2010-01-13 Thread Brent Meeker

Stathis Papaioannou wrote:

...
The ASSA/RSSA distinction on this list came, as I understand it, from
debate on the validity of the idea of "quantum immortality". This is
the theory that in a multiverse you can never die, because at every
juncture where you could die there is always a version of you that
continues living. The ASSA proponents say that even though there are
thousand year old versions of you in the multiverse they are of very
low measure and you are therefore very unlikely to find yourself one
of them, as unlikely as you are to end up living to a thousand through
pure good luck in a single universe. This paper by Jacques Mallah
outlines the position: http://arxiv.org/abs/0902.0187. A point of
disagreement when we discussed this paper on the list about a year ago
is that Jacques thinks it would be a bad thing if there were many
copies of a person in lockstep and some of the copies were destroyed,
whereas if I were one of the copies it wouldn't worry me at all.

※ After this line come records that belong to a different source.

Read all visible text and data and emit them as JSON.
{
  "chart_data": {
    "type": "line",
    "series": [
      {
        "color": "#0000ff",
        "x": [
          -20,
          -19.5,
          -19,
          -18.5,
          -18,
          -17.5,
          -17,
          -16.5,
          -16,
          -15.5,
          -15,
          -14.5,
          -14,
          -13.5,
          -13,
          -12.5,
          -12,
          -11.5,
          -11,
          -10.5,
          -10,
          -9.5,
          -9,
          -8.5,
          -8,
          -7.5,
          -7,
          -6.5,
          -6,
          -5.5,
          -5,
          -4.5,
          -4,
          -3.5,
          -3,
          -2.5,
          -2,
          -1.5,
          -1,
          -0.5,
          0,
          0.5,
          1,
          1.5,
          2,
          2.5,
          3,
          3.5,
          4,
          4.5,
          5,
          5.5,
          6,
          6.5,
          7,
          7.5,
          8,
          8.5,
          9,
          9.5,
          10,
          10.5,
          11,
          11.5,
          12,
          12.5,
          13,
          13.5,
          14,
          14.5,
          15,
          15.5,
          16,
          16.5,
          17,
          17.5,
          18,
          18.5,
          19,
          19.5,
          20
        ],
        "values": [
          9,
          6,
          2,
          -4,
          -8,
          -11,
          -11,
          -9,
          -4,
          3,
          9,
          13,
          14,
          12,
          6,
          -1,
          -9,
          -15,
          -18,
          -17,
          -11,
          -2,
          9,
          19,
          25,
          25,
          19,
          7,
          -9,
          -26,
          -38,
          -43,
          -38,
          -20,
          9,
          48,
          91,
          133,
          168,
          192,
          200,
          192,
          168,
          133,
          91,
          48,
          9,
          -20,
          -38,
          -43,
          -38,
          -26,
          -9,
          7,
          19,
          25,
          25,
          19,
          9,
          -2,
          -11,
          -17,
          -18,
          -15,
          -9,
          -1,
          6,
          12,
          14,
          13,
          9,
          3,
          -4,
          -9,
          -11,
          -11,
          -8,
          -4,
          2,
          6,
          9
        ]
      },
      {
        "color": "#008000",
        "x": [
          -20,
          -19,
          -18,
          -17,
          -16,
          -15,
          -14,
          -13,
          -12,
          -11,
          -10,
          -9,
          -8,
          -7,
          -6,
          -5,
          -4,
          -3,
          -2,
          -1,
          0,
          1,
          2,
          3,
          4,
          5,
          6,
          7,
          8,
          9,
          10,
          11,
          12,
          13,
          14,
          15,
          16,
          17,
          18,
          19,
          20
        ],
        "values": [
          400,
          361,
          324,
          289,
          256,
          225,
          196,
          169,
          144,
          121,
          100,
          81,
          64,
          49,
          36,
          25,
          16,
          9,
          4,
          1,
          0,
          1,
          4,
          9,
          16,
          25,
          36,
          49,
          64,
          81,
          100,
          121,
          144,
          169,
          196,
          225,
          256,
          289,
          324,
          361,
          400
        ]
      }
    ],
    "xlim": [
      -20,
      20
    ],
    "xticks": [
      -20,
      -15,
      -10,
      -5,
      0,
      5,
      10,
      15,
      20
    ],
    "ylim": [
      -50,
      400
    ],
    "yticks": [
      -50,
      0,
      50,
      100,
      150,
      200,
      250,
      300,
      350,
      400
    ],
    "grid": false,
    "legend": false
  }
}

The problem with the ASSA is that it assumes that each OM is sampled
randomly from the set of all OM's. In fact, this is not how life
works. Today is Wednesday. I'm pretty sure that when I wake up
tomorrow morning it will be Thursday, and not Friday, even though
(absent some disaster) the measure of my Friday OM's in the multiverse
is about the same as the measure of my Thursday OM's. Even if there
were a billion copies of me on Friday and only one copy on Thursday, I
can still expect to go through the Thursday copy before ending up a
Friday copy. Once embedded in the multiverse, it puts constraints on
my possible successor OM.

If I'm not already embedded in the multiverse then I could be anyone,
and I am therefore more likely to be someone from a high probability
group or era. So I am more likely to be a modern human than an early
human, for example, because there are more modern humans. I think
that's what Russell means by the ASSA being aplicable in birth order.
This is a tricky concept to get your mind around and leads to
semi-weirdness such as the Doomsday Argument. But that I'll experience
Thursday before Friday even if there are lots of me on Friday is, I
think, relatively straightforward.


  
Is this different from your idea that "experiencing Friday" only comes 
after "experinicing Thursday" because "Friday" contains some memory of 
"Thursday"?  You seem to be assuming an extrinsic order in the above.